## Biconvex lens

Contenidos

Lenses are found in a huge variety of optical instruments, from a simple magnifying glass to a camera zoom lens to the eye itself. In this section, we use Snell’s law to explore the properties of lenses and how they form images.

The word “lens” derives from Latin for a lens grain, whose shape is similar to that of a convex lens. However, not all lenses have the same shape. Figure 2.17 shows different lens shapes. The vocabulary used to describe lenses is the same as that used for spherical mirrors: The axis of symmetry of a lens is called the optical axis, the point where this axis intersects the lens surface is called the lens vertex, and so on.

Light rays entering (a) a converging lens and (b) a diverging lens, parallel to their axis, converge at their focal point F. The distance from the center of the lens to the focal point is the focal length f of the lens. Note that light rays are deflected in and out of the lens, with the overall effect of deflecting the rays toward the optical axis.

### It is the most common and useful representation of a diverging lens.

The focal length or focal length of a lens is the distance between the optical center of the lens and the focus (or focal point). The inverse of the focal length of a lens is the power, and is measured in diopters.

For a thin lens that is in the air, the focal length is the distance from the center of the lens to any of the main foci (or focal points) of the lens. For a converging lens (e.g., a convex lens), the focal length is positive, and is the distance at which a collimated beam of light will be focused to a single point. For a diverging lens (e.g., a concave lens), the focal length is negative, and is the distance to the point over which a collimated beam appears to diverge after passing through the lens.

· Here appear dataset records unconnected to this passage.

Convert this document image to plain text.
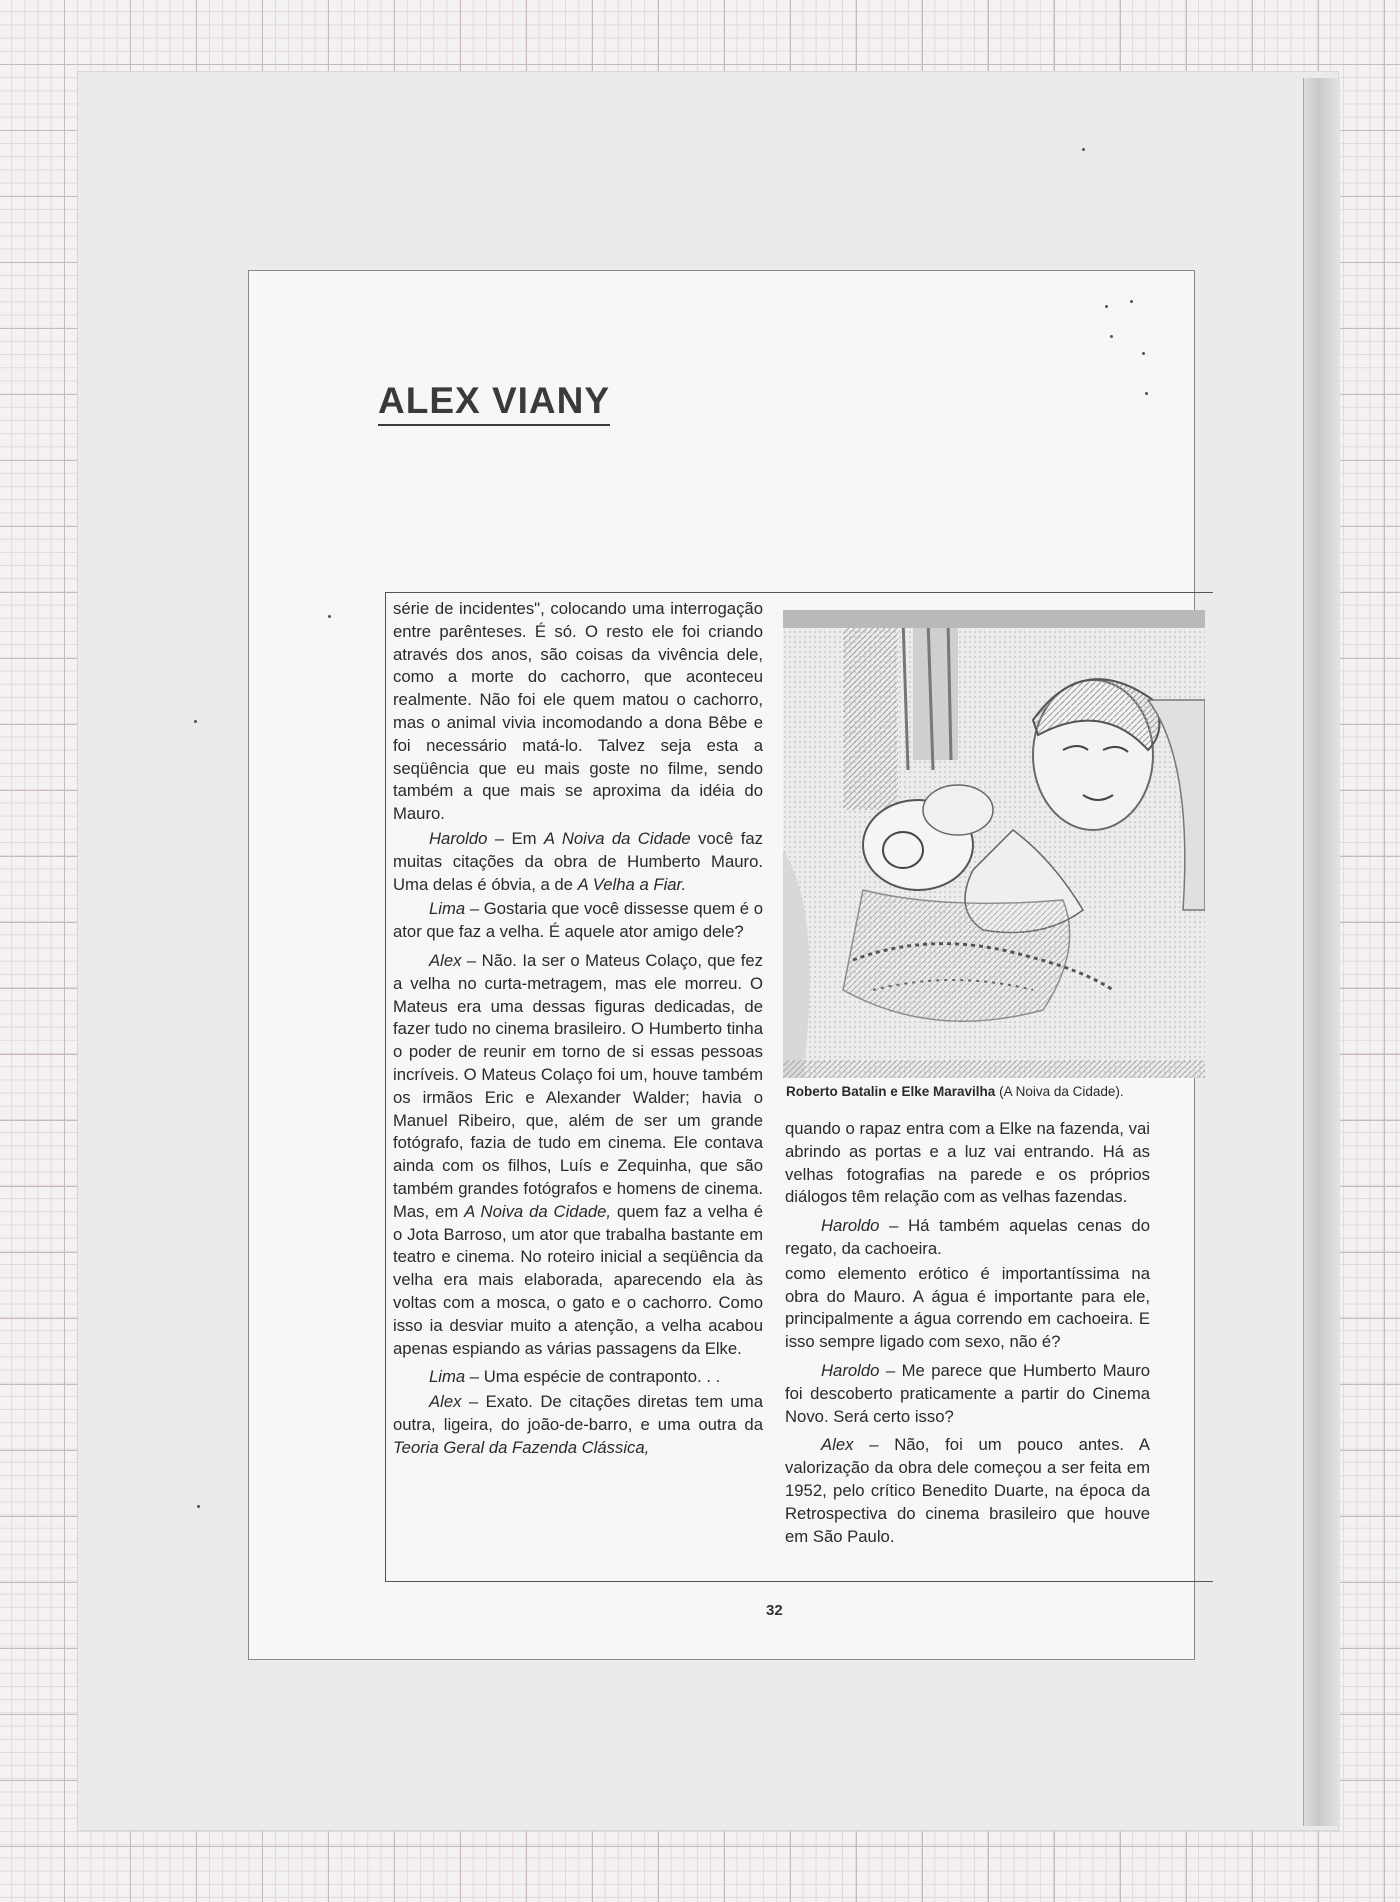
ALEX VIANY

série de incidentes", colocando uma interrogação entre parênteses. É só. O resto ele foi criando através dos anos, são coisas da vivência dele, como a morte do cachorro, que aconteceu realmente. Não foi ele quem matou o cachorro, mas o animal vivia incomodando a dona Bêbe e foi necessário matá-lo. Talvez seja esta a seqüência que eu mais goste no filme, sendo também a que mais se aproxima da idéia do Mauro.

Haroldo – Em A Noiva da Cidade você faz muitas citações da obra de Humberto Mauro. Uma delas é óbvia, a de A Velha a Fiar.

Lima – Gostaria que você dissesse quem é o ator que faz a velha. É aquele ator amigo dele?

Alex – Não. Ia ser o Mateus Colaço, que fez a velha no curta-metragem, mas ele morreu. O Mateus era uma dessas figuras dedicadas, de fazer tudo no cinema brasileiro. O Humberto tinha o poder de reunir em torno de si essas pessoas incríveis. O Mateus Colaço foi um, houve também os irmãos Eric e Alexander Walder; havia o Manuel Ribeiro, que, além de ser um grande fotógrafo, fazia de tudo em cinema. Ele contava ainda com os filhos, Luís e Zequinha, que são também grandes fotógrafos e homens de cinema. Mas, em A Noiva da Cidade, quem faz a velha é o Jota Barroso, um ator que trabalha bastante em teatro e cinema. No roteiro inicial a seqüência da velha era mais elaborada, aparecendo ela às voltas com a mosca, o gato e o cachorro. Como isso ia desviar muito a atenção, a velha acabou apenas espiando as várias passagens da Elke.

Lima – Uma espécie de contraponto. . .

Alex – Exato. De citações diretas tem uma outra, ligeira, do joão-de-barro, e uma outra da Teoria Geral da Fazenda Clássica,

Roberto Batalin e Elke Maravilha (A Noiva da Cidade).

quando o rapaz entra com a Elke na fazenda, vai abrindo as portas e a luz vai entrando. Há as velhas fotografias na parede e os próprios diálogos têm relação com as velhas fazendas.

Haroldo – Há também aquelas cenas do regato, da cachoeira.

como elemento erótico é importantíssima na obra do Mauro. A água é importante para ele, principalmente a água correndo em cachoeira. E isso sempre ligado com sexo, não é?

Haroldo – Me parece que Humberto Mauro foi descoberto praticamente a partir do Cinema Novo. Será certo isso?

Alex – Não, foi um pouco antes. A valorização da obra dele começou a ser feita em 1952, pelo crítico Benedito Duarte, na época da Retrospectiva do cinema brasileiro que houve em São Paulo.

32
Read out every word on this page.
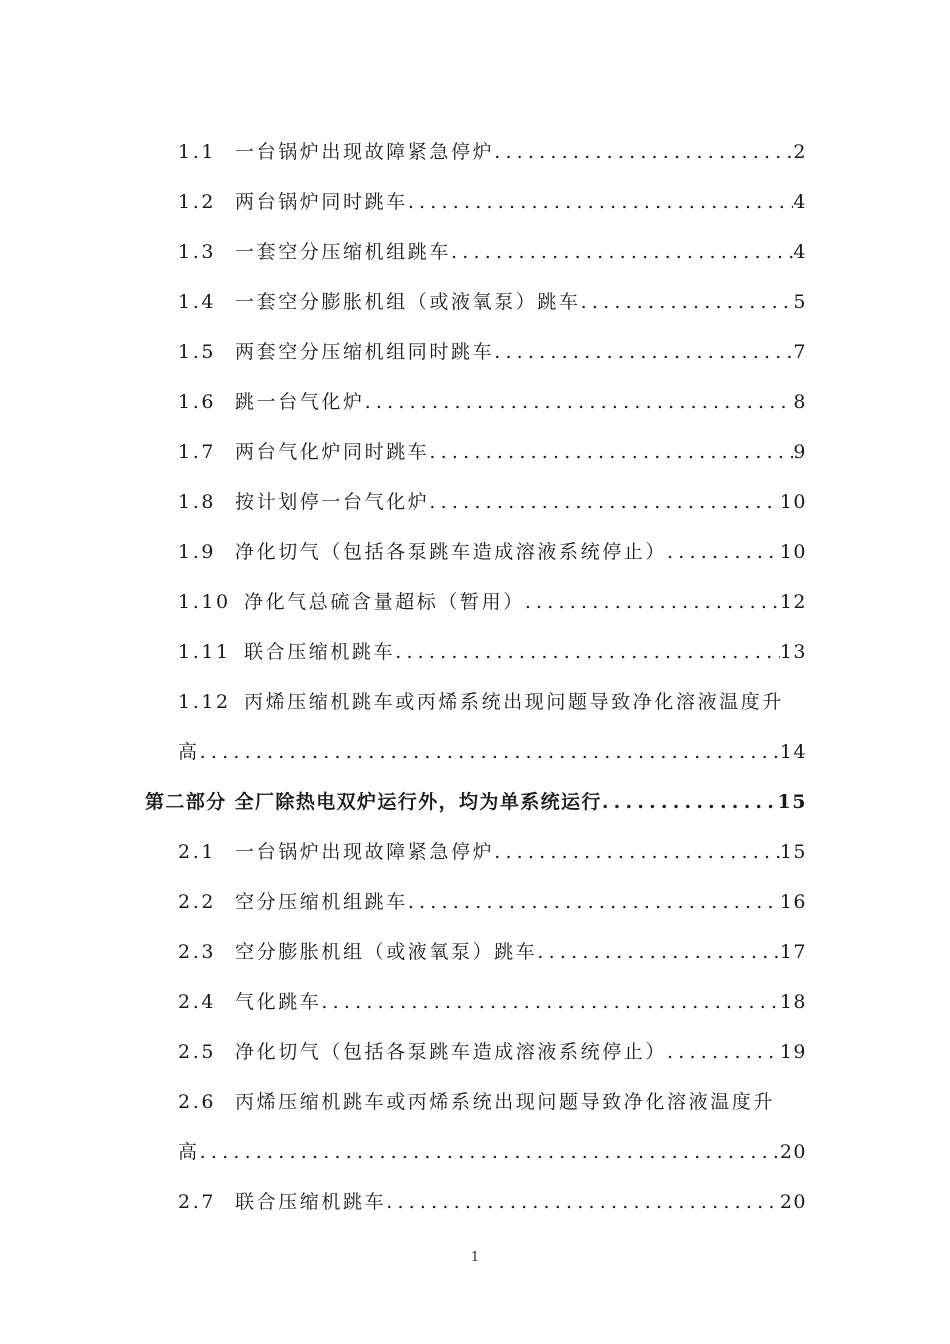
1.1 一台锅炉出现故障紧急停炉 .....	2
1.2 两台锅炉同时跳车 .....	4
1.3 一套空分压缩机组跳车 .....	4
1.4 一套空分膨胀机组（或液氧泵）跳车 .....	5
1.5 两套空分压缩机组同时跳车 .....	7
1.6 跳一台气化炉 .....	8
1.7 两台气化炉同时跳车 .....	9
1.8 按计划停一台气化炉 .....	10
1.9 净化切气（包括各泵跳车造成溶液系统停止） .....	10
1.10 净化气总硫含量超标（暂用） .....	12
1.11 联合压缩机跳车 .....	13
1.12 丙烯压缩机跳车或丙烯系统出现问题导致净化溶液温度升
高 .....	14
第二部分 全厂除热电双炉运行外，均为单系统运行 .....	15
2.1 一台锅炉出现故障紧急停炉 .....	15
2.2 空分压缩机组跳车 .....	16
2.3 空分膨胀机组（或液氧泵）跳车 .....	17
2.4 气化跳车 .....	18
2.5 净化切气（包括各泵跳车造成溶液系统停止） .....	19
2.6 丙烯压缩机跳车或丙烯系统出现问题导致净化溶液温度升
高 .....	20
2.7 联合压缩机跳车 .....	20
1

The focal length of a thin lens can be easily measured by using the lens to form an image of a distant light source on a screen. The lens is moved until a sharp image is formed on the screen. In this case 1/u is negligible, and the focal length is then given by:

### Diverging lens

In geometrical optics there are different standards and conventions that you can use to analyze problems. We recommend that you follow the DIN standard (initials of Deutsches Institut for Normung or German Institute for Standardization) also called European standard. However, at the end of this section we will present you, as a reference, another sign criterion that is also widely used.

Rays form positive angles to the principal axis or to any other axis when taking the ray to the axis by the shortest path in a counterclockwise direction. Rays form negative angles with the main axis or with any other axis when taking the ray to the axis by the shortest path we turn in the same direction as clockwise.

If you find it difficult to remember the above criterion, remember that, in paraxial approximation, α≃tanα=opposite cathetuscontiguous cathetus , so you can deduce the sign from the sign of the distances corresponding to the opposite cathetus and contiguous cathetus.

### Convergent and divergent lens

Sign convention in opticsMaddy Why is the sign convention used in the derivation of lens formula and used again when applied in numerical problems? Won’t the whole idea of sign convention be eliminated if it is used twice?

Radha Krishna Actually, in the derivation of lens maker formula we apply the sign convention (Cartesian sign convention) twice, so it cancels out in the derivation. Then, in the problem, when we reapply the sign convention, we get the correct answer according to the sign convention. But personally for me, the classical sign convention is much easier to follow and solve problems. I use the following sign convention for lenses: i) The distances of the real object, the real image and the real focus (focal length) are positive, if they are not negative. ii) If the prime focus is in the densest medium, the focal length is positive. iii) If the incident ray bends towards the prime axis after refraction, then the image is real and if it bends, then the image is virtual.